笑えて時にじんわりする、ボツキャラクターたちの『その後』のお話。

  • ★★★ Excellent!!!

〝ボツキャラクター〟と聞いて、何を思い浮かべるでしょうか?
ストーリーにおいて不要になり、外されてしまった登場人物……というのが、一般的だと思います。

本来であればそういったキャラクターは、パソコンのフォルダ内やノートの中で眠り続けているものですよね。
もしくは、書いた紙を丸めてポイ。
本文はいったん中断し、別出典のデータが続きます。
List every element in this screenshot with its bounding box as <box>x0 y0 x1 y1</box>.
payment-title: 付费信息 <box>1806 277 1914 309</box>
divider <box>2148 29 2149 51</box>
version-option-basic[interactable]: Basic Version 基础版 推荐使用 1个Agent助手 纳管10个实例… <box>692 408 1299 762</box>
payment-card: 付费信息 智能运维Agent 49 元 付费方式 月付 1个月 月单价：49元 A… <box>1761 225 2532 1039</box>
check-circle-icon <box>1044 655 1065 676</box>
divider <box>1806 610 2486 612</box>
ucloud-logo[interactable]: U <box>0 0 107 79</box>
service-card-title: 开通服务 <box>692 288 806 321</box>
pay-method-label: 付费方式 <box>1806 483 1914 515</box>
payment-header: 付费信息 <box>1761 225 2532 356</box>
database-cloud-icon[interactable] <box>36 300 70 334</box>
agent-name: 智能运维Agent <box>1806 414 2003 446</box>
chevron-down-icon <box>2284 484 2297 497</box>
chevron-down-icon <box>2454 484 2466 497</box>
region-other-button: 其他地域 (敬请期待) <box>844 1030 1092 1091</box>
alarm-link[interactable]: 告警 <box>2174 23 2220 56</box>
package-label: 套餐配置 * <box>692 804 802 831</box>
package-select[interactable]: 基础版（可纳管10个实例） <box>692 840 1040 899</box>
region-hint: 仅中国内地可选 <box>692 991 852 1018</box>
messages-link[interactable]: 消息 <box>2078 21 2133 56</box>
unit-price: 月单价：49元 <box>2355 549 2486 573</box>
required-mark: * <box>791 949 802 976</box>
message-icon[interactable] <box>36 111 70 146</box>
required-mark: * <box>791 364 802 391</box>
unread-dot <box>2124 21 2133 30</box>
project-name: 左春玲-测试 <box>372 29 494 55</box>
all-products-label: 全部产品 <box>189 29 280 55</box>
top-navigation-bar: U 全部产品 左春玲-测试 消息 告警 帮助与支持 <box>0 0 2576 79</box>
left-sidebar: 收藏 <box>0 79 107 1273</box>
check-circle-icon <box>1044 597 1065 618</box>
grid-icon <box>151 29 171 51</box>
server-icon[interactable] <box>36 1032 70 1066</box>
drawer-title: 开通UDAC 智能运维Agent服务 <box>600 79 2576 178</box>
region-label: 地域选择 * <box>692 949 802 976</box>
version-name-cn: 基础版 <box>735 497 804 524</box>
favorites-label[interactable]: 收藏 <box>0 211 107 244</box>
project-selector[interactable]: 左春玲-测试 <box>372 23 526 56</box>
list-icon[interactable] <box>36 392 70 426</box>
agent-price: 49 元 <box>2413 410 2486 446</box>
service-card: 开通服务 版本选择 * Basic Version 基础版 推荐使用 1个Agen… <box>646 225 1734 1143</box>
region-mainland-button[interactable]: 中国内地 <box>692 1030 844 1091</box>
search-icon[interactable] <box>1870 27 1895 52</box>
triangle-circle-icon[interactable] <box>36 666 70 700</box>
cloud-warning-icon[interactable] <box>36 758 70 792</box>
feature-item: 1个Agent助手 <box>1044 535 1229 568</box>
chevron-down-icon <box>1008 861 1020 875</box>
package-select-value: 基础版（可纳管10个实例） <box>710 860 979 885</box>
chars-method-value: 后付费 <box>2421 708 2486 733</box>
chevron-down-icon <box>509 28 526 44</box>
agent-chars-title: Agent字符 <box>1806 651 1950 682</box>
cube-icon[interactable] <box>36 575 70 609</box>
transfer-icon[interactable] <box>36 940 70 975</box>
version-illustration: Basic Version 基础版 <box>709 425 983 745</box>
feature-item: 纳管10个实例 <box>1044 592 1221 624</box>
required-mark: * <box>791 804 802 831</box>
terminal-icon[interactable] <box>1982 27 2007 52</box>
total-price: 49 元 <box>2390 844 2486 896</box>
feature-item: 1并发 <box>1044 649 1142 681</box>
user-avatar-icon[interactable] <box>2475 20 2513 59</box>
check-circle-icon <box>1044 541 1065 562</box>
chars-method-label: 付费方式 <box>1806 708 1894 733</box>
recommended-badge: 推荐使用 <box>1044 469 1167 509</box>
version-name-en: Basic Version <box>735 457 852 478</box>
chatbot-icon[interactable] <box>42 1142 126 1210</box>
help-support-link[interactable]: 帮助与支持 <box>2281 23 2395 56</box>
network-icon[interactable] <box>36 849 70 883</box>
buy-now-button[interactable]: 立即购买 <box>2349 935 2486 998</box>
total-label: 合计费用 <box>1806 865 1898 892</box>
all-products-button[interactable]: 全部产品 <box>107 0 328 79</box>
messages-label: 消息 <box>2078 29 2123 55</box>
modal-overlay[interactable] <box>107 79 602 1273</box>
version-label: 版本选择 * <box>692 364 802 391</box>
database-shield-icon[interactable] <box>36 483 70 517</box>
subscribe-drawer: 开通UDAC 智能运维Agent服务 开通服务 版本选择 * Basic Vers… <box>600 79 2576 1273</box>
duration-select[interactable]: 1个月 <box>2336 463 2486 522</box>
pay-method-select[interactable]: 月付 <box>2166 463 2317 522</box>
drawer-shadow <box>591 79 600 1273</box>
創作をしている人にとっては、日常茶飯事です。

その当たり前が、もしも物語になったとしたら?
ボツキャラクターに『その後』があったとしたら?

そんな〝もしも〟を描いたお話が、この『記号たちは明日へ進む』という作品です。

メインの登場人物は、女子高生5人組。

ギャグ作品のボツキャラクター・ツッコミ役の春心とボケ役の朱音。
SF作品のボツキャラクター・しづく。
ミステリー作品のボツキャラクター・メーベル。
ファンタジー作品のボツキャラクター・ルシア。

可愛い女の子がワイワイする日常ものというだけで、一定数の方は満足できるんじゃないでしょうか?
けれどもこの作品にしかない特別な魅力、それが〝スポットが当たる人物によって話自体のジャンルが変化する〟というものです。

第一話から春心と朱音のシュールな笑いに惹き付けられる本作ですが、ギャグ以外のジャンルもしっかりと濃く味わえるようになっていて、ほんわかした日常パートはもちろん、推理・戦闘シーンも迫力があります。
設定頼りではなく、小説作品として文章が練られている所もまた、作者様の技量の高さが窺える部分であり、お勧めできます。

キャラクターたちにも愛着が持てるような作品で、ボツキャラクターだからこその特別な力・ジャンルごとの『設定』を持っています。
笑える日常ものかと思いきや、徐々に明らかにされていく彼女たちの秘密。どこか熱い展開を感じ、手に汗握りました。

メイン以外にも濃い登場人物が多く、彼ら彼女らが生き生きと描かれている部分にも好感が持てます。

本来の役割から放り出された彼女たちの、『その後』の物語。
笑ってほのぼのして、じんわりと心に響くボツキャラクターたちの賑やかな日常を、あなたも覗いてみませんか?